Para remachar el clavo con que el crítico hería el orgullo de la América latina, como ahora se dice, había en el artículo algunas amonestaciones a la artista, a fin de que no se dejase enternecer por las ardientes adoraciones de los entusiastas americanos, a quienes el articulista calificaba de sensuales y de candorosos, y que, inflamados de amor, irían a ponerse de hinojos ante ella.

Este arranque de la
outrecuidance
parisina enojó en extremo a los brasileños más patriotas, faltando poco para que no le produjese a la Stolz el amargo fruto de una silba. Por fortuna la filarmonía pudo más en esta ocasión que el patriotismo vidrioso, y la Stolz fue aplaudida frenéticamente, y llevada a su casa en triunfo, con música, antorchas y faroles encendidos. Hubo, no obstante, algún poeta satírico y avinagrado, que se vengó en la Stolz de la insolencia del crítico francés, y todavía conservo yo en la memoria algo de una graciosísima sátira que le compuso, donde después de afirmar que la artista era un desecho del viejo mundo y ella también vieja, justifica irónicamente los aplausos que le han dado con razones y comparaciones como las contenidas en los siguientes versos:

Um velho poema de capa extragada

Nao perde por isso o interno valor,

E a veces de baixo da pranta pisada

Descóbrense ainda vestigios da flor.

Pero no adelantemos los sucesos; prescindamos de este episodio que apenas tiene relación con nuestra historia, y volvamos a la noche en que Rosina Stolz apareció en el teatro de Río por vez primera.

XXI

Rafaela, que era generosa de todo, lo era también de aplausos y de alabanzas. Por nada del mundo hubiera gustado de que silbasen a la Stolz como la habían silbado a ella, a no tener a la mano otro D. Joaquín para consolarla de la silba. Rafaela quiso, pues, que la Stolz triunfase, y se propuso contribuir a su triunfo. Y como Rafaela además era aficionadísima a la música, no se resignó a dejar de oír a tan egregia cantarina. De aquí que saliese del retraimiento en que por la pena de la reciente muerte de Arturito se encontraba y apareciese en su palco, en el teatro, la primera noche en que la Stolz cantó en la
Semíramis
. Don Joaquín fue también, aunque estaba tan apesadumbrado como si hubiese perdido un hijo.
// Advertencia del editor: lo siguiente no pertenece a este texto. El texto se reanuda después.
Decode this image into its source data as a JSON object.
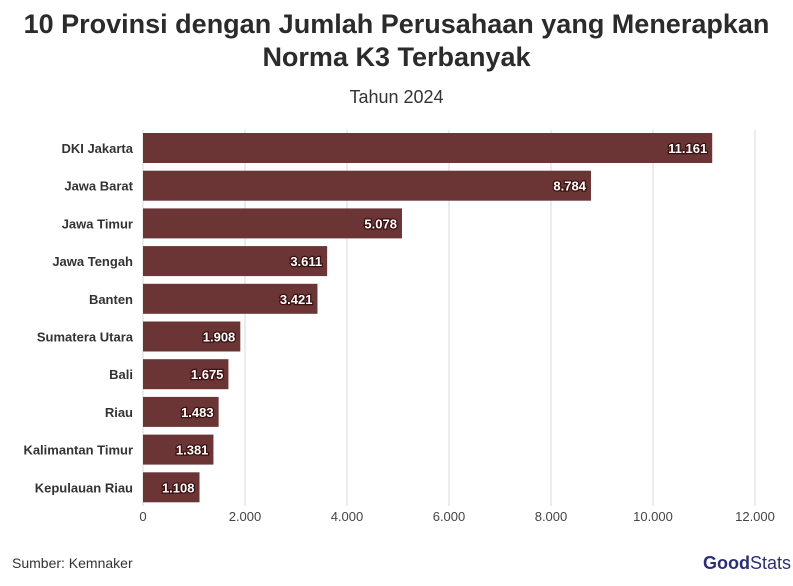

En el entreacto, el vizconde de Goivoformoso y Juan Maury, que estaban en butacas contiguas, subieron juntos a visitar a Rafaela.
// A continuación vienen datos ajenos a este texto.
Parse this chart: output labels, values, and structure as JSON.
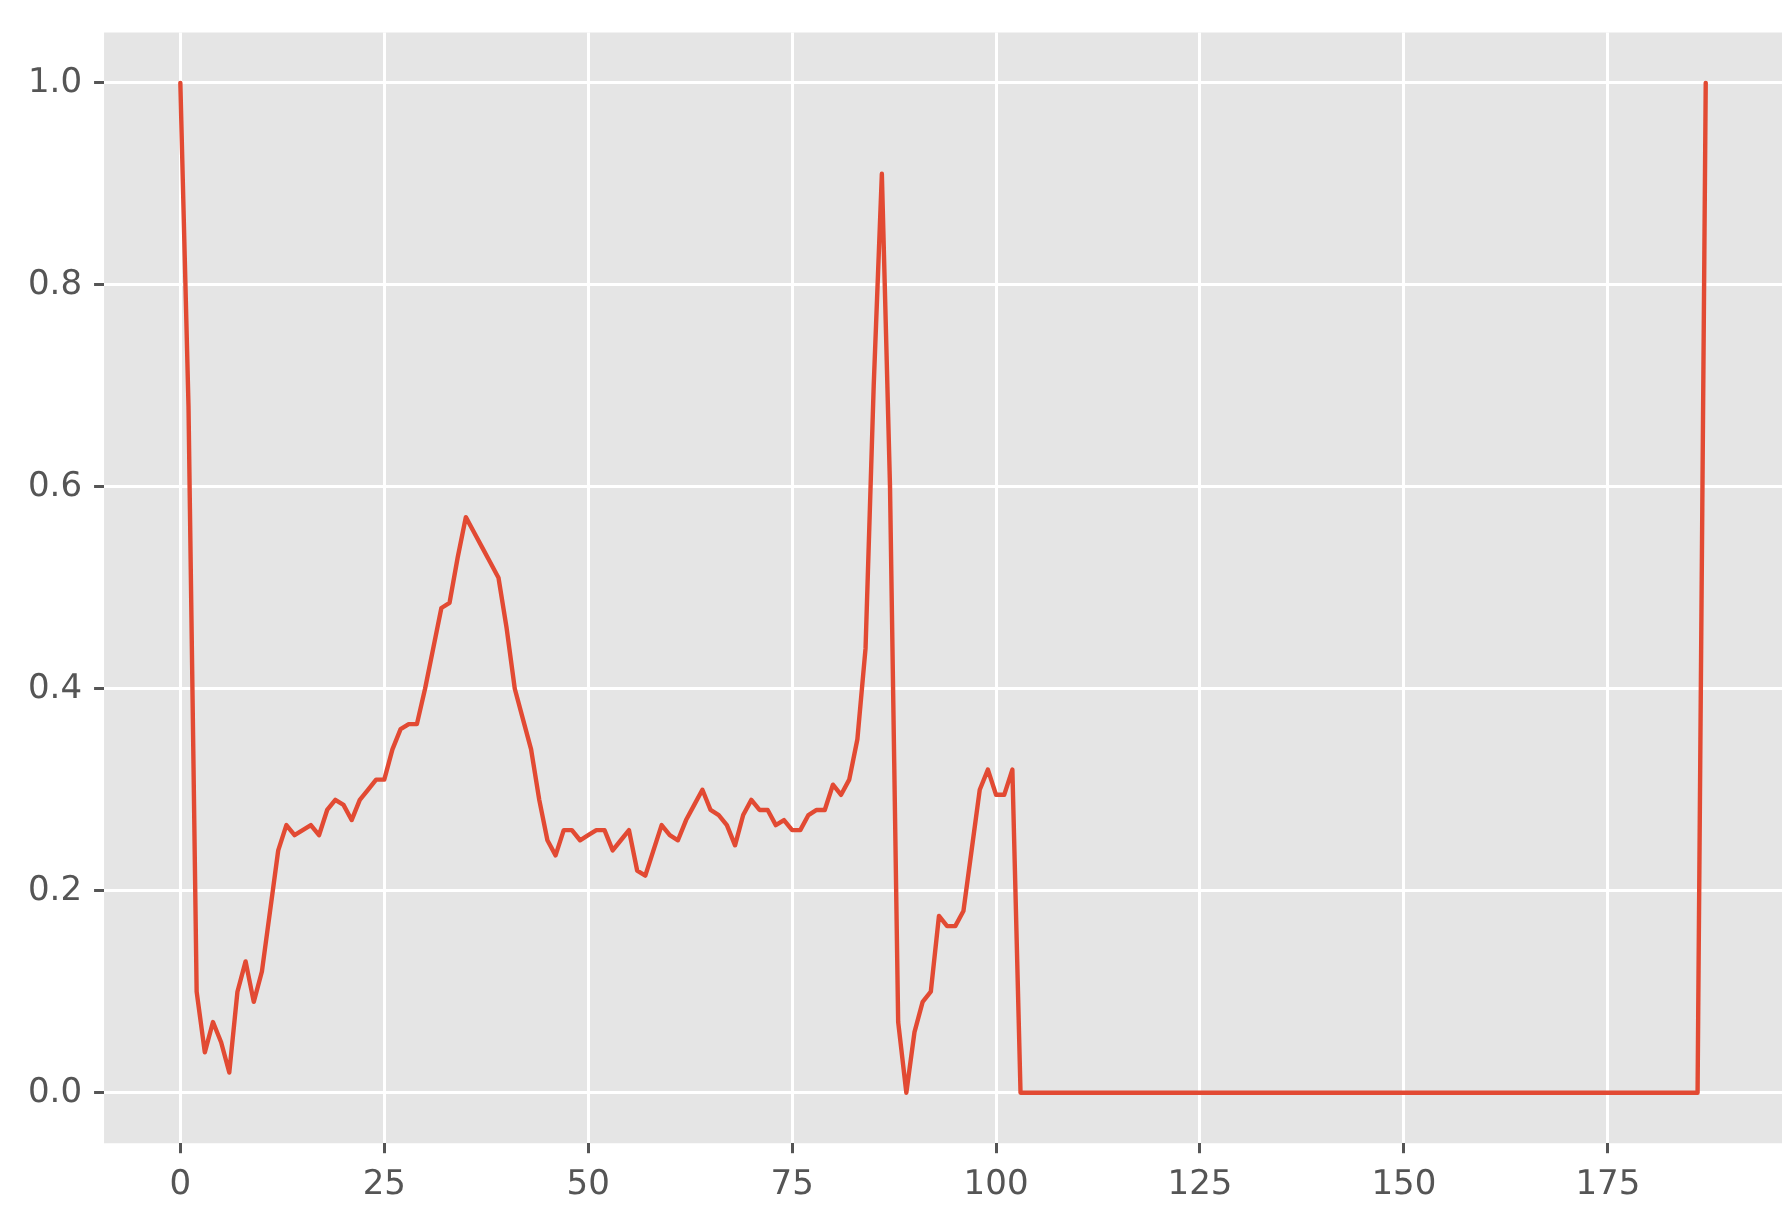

Muy impresionado estaba el vizconde, así por el canto como por la acción y la mímica de la Stolz, pero casi le borró aquella impresión una sorpresa que D. Joaquín, sin pensarlo ni quererlo, acertó a dar a él, y también a Juan Maury y a Rafaela.

No sabemos cómo se habló de Arturito y se lamentó su muerte. Don Joaquín se conmovió, hizo tres o cuatro pucheritos y se le saltaron las lágrimas.

—Toda mi vida —exclamó—, conservaré como recuerdo una prenda suya, que, sin duda, Madame Duval llevó a la alcoba de mi mujer, donde yo la encontré hace dos o tres días. Esta es la prenda.

Y levantando la mano del puño del bastón en que la tenía apoyada, dejó ver la cabecita de marfil que ya hemos descrito. Y llorando todavía por el difunto, tocó el resorte y movió la cabecita para que bajase y subiese los párpados, abriese la boca y sacase la lengua, luciendo sus habilidades. Al ver aquello, el vizconde se sonrió con malicia mirando a Juan Maury; éste se puso rojo como la grana, y Rafaela, sin poder reprimirse, empezó a reír a carcajadas. Don Joaquín hubo de imaginar que a Rafaela le hacían mucha gracia las muecas de aquel muñeco, y le movió más, poniéndosele delante. Rafaela rió entonces con carcajadas más sonoras, y, para no llamar la atención del público, se retiró al fondo del palco. Allí siguió la risa, y siguió, hasta que D. Joaquín, que había cesado ya de mover el resorte, acabó por alarmarse. También se alarmaron Juan Maury y el vizconde, únicos allí presentes. La risa, por caso extraño, se convirtió en ataque de nervios. Fue menester que Rafaela se retirase a su casa a media función, sin contribuir al triunfo de la famosa cantarina y sin presenciarle.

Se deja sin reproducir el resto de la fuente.